Mirza menyebut, pelemahan kurs, tidak hanya dialami Indonesia, tapi juga negara-negara lainnya. Menurutnya, faktor melemahnya rupiah lebih disebabkan oleh faktor eksternal, lantaran belum adanya kesepakatan antara pertemuan Amerika Serikat dan China saat pertemuan G-20 di Buenos Aires, Argentina beberapa waktu lalu.
“Ada harapan perang dagang AS - China itu mereda, pada waktu pertemuan G-20, kemudian ternyata perang dagang belum mereda,” ungkapnya.
Belum meredanya eskalasi perang dagang itu, misalnya diinterpretasikan pelaku pasar oleh ditangkapnya salah satu petinggi Huawei turut direspon negatif sehingga terjadi aksi jual saham di Amerika Serikat, hal itu juga berimbas ke bursa saham negara emerging.
Mirza menambahkan, aksi jual saham di Negeri Paman Sam itu lantaran pelaku pasar mengkhawatirkan perlambatan ekonomi, hal itu terlihat dari kurva surat utang Amerika Serikat yang turun.
Baca: Ada Potensi Kurs Rupiah Menguat Sampai Akhir Tahun
“Pelaku pasar akan bereaksi lebih awal, jadi itu yang kita lihat kenapa terjadi pelemahan kurs negara berkembang setelah minggu lalu mengalami pengutan dan ada pelemahan kembali,” tuturnya.
Analis Senior CSA Research Institue Reza Priyambada berpendapat, pelemahan Rupiah terimbas menguatnya laju dolar AS. Sementara, adanya sejumlah sentimen positif dari dalam negeri belum cukup membuat laju Rupiah menguat.
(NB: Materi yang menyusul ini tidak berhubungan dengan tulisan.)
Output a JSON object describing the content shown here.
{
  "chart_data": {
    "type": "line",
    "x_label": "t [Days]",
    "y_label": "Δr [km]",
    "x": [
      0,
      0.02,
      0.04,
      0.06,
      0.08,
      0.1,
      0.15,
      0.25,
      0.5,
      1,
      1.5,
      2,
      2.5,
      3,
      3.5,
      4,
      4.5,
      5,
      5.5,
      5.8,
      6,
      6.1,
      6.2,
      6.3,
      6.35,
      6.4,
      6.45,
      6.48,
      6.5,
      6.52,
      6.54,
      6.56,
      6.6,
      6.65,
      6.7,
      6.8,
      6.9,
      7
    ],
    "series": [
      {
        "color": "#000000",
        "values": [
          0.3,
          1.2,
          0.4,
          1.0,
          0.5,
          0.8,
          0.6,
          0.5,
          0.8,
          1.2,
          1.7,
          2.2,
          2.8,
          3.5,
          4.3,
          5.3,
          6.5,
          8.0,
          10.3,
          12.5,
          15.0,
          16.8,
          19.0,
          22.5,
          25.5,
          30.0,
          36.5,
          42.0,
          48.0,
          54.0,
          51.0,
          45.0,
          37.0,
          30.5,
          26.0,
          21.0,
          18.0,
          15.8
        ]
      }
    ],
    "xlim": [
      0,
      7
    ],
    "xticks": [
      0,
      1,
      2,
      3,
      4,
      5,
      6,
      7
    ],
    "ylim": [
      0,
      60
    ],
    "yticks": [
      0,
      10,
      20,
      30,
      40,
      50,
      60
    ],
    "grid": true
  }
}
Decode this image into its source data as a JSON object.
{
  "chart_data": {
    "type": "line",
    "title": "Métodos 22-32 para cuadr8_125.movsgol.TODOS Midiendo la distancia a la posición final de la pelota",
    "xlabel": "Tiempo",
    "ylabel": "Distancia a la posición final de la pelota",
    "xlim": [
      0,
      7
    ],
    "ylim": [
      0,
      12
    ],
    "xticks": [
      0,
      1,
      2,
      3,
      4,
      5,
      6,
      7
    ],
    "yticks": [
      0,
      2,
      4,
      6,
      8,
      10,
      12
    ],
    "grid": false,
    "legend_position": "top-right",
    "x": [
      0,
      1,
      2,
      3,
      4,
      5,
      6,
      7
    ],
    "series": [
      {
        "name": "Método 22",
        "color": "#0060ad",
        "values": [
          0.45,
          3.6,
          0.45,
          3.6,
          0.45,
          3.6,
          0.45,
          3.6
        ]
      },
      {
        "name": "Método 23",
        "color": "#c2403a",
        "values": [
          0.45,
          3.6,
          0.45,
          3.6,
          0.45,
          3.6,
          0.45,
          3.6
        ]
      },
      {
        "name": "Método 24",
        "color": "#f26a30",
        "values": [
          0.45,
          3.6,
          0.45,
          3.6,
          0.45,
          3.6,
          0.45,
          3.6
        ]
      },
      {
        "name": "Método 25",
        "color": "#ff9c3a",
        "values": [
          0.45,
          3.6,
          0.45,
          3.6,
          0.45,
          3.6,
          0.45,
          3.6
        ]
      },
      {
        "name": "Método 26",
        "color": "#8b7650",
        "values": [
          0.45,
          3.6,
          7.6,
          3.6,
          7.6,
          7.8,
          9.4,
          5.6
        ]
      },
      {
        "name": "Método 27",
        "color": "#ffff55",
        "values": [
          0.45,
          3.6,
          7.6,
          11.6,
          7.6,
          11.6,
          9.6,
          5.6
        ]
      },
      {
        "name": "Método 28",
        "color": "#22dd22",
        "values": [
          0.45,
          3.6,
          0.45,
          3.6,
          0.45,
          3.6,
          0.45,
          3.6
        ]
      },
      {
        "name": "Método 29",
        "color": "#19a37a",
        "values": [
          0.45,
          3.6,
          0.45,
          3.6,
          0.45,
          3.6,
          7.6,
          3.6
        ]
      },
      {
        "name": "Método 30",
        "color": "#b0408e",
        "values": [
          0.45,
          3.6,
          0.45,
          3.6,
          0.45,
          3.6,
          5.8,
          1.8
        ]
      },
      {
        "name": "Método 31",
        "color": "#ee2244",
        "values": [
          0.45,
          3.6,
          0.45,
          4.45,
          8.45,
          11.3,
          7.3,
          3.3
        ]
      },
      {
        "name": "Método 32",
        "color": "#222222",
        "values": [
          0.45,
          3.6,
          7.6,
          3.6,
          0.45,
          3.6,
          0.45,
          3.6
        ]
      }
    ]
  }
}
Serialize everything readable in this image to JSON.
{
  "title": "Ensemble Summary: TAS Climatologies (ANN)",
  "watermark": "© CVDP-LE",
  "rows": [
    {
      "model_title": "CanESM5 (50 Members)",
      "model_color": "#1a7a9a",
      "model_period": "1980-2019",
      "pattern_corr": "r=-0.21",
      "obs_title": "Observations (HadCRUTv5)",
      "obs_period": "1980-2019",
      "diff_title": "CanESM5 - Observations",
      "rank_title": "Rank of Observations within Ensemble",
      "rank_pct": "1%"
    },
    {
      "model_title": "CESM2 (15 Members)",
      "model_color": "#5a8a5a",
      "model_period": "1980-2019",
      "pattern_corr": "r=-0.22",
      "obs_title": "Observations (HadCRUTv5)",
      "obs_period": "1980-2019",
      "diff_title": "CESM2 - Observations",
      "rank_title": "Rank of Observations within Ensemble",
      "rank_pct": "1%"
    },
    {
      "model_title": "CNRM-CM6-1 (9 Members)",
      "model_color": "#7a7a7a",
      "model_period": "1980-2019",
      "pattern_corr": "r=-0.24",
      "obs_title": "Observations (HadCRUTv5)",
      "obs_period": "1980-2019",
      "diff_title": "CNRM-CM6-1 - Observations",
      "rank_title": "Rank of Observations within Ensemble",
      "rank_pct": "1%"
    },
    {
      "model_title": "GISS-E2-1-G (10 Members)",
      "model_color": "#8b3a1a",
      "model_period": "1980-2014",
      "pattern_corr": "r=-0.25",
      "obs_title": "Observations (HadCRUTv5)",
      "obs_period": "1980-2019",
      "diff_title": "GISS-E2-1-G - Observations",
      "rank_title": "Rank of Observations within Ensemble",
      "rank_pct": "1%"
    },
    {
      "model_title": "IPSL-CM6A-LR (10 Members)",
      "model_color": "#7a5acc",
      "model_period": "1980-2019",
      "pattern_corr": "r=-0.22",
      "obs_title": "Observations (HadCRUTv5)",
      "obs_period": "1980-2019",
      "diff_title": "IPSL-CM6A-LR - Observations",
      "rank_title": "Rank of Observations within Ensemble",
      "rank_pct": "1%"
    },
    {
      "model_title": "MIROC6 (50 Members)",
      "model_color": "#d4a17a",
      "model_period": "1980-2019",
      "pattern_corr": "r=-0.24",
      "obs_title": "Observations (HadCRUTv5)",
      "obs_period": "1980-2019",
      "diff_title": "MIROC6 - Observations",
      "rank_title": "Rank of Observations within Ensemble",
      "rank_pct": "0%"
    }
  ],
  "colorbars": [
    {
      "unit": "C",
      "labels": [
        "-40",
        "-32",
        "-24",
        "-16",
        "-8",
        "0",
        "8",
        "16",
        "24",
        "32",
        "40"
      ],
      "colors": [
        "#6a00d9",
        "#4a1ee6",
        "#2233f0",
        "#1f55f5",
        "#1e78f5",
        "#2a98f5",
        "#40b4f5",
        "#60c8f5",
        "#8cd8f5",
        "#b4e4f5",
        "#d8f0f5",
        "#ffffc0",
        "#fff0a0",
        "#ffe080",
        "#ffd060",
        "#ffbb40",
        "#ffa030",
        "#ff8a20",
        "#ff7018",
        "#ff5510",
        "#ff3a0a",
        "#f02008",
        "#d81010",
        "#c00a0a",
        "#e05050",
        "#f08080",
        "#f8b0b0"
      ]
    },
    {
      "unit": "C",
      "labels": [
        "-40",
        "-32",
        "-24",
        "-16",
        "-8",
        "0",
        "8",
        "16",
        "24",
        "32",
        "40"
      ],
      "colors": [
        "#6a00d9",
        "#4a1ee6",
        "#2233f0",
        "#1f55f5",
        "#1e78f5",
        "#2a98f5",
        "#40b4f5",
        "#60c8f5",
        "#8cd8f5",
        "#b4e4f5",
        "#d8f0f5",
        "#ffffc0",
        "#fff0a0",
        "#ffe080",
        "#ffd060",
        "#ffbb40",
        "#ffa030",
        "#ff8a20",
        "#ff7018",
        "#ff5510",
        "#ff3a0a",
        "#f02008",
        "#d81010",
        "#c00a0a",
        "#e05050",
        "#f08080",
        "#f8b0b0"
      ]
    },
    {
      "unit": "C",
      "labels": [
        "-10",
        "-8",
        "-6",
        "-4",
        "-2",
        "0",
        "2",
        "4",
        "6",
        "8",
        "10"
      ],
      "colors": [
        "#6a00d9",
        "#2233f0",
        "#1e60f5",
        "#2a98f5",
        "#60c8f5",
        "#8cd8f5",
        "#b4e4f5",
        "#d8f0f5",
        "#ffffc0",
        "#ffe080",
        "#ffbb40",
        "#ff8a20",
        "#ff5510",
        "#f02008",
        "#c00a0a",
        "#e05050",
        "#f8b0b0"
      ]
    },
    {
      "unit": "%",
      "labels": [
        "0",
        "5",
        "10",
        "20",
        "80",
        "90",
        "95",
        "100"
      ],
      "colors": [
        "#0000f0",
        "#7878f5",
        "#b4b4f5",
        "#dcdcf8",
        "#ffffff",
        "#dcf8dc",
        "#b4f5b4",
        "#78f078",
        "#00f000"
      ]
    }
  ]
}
Kata Reza, sentimen positif tersebut di antaranya, pernyataan yang disampaikan Menteri Keuangan Sri Mulyani di mana defisit anggaran hingga November 2018 mencapai Rp 287,9 triliun atau 1,95 persen dari PBD atau lebih rendah dari rencana APBN sebesar 2,19 persen.
Realisasi belanja negara hingga November 2018 tercatat mencapai Rp 1.942,4 triliun atau 87,5 persen dari target APBN 2018 dengan pertumbuhan sebesar 11 persen
“Optimisme Pemerintah terkait pertumbuhan ekonomi di tahun ini dapat mencapai 5,2 persen juga belum mampu membuat Rupiah menguat,” kata Reza.